Text by Ivo Scepanovic 

Photo: Mario Strmotic
Photo: Mario Strmotic

Now in his eighties, legendary Italian free diver Enzo Maiorca is still getting wet, though he’s no longer actively involved in breath-hold diving and long ago gave up spearfishing.

“Apnea is behind me now, but I do SCUBA dive. It wouldn’t be responsible to keep on free diving at my age,” he said, adding that while he enjoys being underwater it is now just for pleasure.

In early days he was a spear fisherman but an experience in 1967 prompted him to give it up.

“I’d speared a grouper but couldn’t pull it from its hole. I tried my best but the fish was simply fighting to survive. Something clicked in me and that was it, I never speared another fish because I felt like a terrorist. I said to myself, ‘Hey, you’re a sea terrorist, stop it, stop killing’, and I did.”

Along with friend and competitive rival, Jacques Mayol, Maiorca was inspiration for movie director Luc Besson’s 1988 cult classic The Big Blue, a widely popular theatrical film that cast both men into the spotlight for their pioneering achievements in the sport of free diving. Mayol died in 2001 at age 74.

Interviewed at age 76, Maiorca was asked about the film in which he was portrayed by French movie star Jean Reno. ‘’I liked the movie,” he said, “But I wasn’t happy with the way the director chose to portray me.” The spry, tanned Maiorca, who comes from Sicily, said, “According to Besson I was an uneducated Mafioso.
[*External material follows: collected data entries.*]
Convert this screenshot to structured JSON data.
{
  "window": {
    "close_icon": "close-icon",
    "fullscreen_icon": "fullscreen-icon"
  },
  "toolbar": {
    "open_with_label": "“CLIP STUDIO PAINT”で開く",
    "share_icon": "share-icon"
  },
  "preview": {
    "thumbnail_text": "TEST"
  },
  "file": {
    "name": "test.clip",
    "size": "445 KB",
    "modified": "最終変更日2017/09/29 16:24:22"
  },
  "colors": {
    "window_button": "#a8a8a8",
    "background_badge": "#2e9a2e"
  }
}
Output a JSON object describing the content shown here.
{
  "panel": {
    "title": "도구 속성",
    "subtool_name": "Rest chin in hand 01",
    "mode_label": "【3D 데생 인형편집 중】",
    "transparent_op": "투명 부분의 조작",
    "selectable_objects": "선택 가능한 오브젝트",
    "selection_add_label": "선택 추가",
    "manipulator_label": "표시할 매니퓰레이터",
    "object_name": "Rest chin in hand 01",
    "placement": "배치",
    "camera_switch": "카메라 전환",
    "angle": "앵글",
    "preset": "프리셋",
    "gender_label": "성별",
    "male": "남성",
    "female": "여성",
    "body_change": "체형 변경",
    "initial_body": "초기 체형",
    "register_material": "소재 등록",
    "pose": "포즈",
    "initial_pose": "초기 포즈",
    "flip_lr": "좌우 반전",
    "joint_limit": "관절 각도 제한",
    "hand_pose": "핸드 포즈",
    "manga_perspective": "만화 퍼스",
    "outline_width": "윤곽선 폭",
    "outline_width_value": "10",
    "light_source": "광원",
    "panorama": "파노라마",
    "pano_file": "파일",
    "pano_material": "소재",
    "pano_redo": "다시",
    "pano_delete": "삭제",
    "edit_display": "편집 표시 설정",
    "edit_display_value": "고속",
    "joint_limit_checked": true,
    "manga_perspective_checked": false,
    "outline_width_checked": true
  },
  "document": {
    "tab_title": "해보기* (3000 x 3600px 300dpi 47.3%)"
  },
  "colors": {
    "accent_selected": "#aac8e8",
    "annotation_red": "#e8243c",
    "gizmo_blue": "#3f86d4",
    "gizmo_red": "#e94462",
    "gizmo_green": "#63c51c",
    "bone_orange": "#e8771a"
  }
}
Excuse me, but I’m not that kind of a person.”

Through the 1960s and 1970s Maiorca set records and broke them, and in the process turned prevailing medical wisdom on its head.

“When I first started thinking about setting free diving records, the medical experts kept saying that a man could not stay alive diving deeper than 165 feet (50m) because his lungs would not make it. Doctors were creating barriers for us and I admit that at the time it worried me.”

But there was contradictory information, he said, relating a story from the time he was born. The anchor of an Italian navy ship, the Regina Margherita, was stuck at a depth of 200 feet (60m) and all efforts to dislodge it failed until a local sponge diver called Argistratis was successful. “A pair of doctors witnessed this and reported what they saw but were dismissed by their medical colleagues because it contradicted what was commonly believed to be true.”    

“I was breaking records step by step. I obeyed the doctors and didn’t dive deeper than 160 feet (49.5m),” he said with a smile. “And as I progressed I was learning more and coming to realize that the doctors were building walls based on beliefs that were wrong. Even Aristotle claimed a man could dive no deeper than 30 feet (9m),” he said.

Maiorca went on to dive beyond 330 (101m). Today, top free divers are going beyond 650 feet.

‘’I follow what free divers are doing now. They dive much deeper than I did, but they have medicine on their side, he said, noting that since the 1980s medical understanding of free diving limitations has helped free divers go deeper. “But I strongly believe that we divers are helping in their research, too,” he said.